Whereas in a criminal trial the prosecution must demonstrate guilt beyond reasonable doubt, before the SIAC the standard is reasonable suspicion. Yet for justice to be done, guilt must be established beyond reasonable doubt under the safeguards of the criminal legal system, regardless of the strength of evidence and the gravity of the accusations facing an alleged terrorist.

One of the most disturbing features of recent British counter-terrorism policy is the use of Memorandums of Understanding (MoUs). These are diplomatic assurances under which terrorist suspects are removed to countries otherwise deemed too dangerous for deportation. Britain has entered MoUs with Jordan, Ethiopia, Lebanon and Libya, and has a similar agreement with Algeria. None of these countries are honouring their legally binding obligations under the UN Convention Against Torture, yet it is asserted that non-legally binding MoUs will ensure the safety of deportees from mistreatment. In its most recent judgment on the Qatada case, the European Court of Human Rights notes the criticism that such agreements undermine the existing framework for the prevention of torture and are intrinsically unsafe. Yet the court concludes that an MoU with Jordan would safeguard Qatada against ill treatment. It seems irrational to assume that fear of condemnation from Britain, for breach of a diplomatic agreement, is sufficient to safeguard a deportee accused of international terrorism. In breach of international law, Jordan has failed to curb systemic torture and to allow international monitors to interview detainees.

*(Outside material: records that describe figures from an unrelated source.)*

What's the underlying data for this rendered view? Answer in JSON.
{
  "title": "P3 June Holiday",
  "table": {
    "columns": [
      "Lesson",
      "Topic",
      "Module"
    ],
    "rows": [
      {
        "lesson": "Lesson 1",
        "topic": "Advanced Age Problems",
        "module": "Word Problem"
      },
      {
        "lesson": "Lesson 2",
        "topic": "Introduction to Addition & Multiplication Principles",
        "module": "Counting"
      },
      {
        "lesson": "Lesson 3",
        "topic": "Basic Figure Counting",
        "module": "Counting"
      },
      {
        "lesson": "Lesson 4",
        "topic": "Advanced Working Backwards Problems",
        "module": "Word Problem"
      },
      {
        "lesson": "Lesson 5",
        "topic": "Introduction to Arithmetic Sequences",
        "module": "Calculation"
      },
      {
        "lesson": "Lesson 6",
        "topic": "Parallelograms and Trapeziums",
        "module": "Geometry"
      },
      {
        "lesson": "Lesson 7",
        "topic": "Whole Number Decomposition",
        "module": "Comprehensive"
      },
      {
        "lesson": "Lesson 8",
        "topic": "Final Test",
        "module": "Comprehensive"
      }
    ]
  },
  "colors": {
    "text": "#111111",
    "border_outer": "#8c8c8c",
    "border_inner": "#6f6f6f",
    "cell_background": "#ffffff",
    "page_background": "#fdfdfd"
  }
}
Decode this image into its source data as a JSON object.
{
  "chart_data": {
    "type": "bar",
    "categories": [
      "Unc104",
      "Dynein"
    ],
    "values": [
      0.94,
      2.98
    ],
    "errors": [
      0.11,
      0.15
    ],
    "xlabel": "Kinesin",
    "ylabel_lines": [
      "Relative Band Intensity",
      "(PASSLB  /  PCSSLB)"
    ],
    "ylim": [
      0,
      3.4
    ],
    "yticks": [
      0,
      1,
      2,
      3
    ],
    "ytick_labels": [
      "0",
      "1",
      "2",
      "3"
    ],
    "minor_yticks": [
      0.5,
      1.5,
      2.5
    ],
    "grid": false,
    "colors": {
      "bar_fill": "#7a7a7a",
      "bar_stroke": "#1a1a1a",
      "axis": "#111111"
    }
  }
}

Qatada has now been refused leave to appeal to the Grand Chamber of the European Court of Human Rights. In deporting foreign nationals to face trial in countries where torture is systemic, Britain is endorsing dangerously unsafe legal proceedings. It is also jeopardizing the binding legal framework that unconditionally prohibits torture. This is not bringing terrorist suspects to justice. It is undermining it.

Simon Crowther is a trainee barrister and has published research on the Special Immigration Appeals Commission.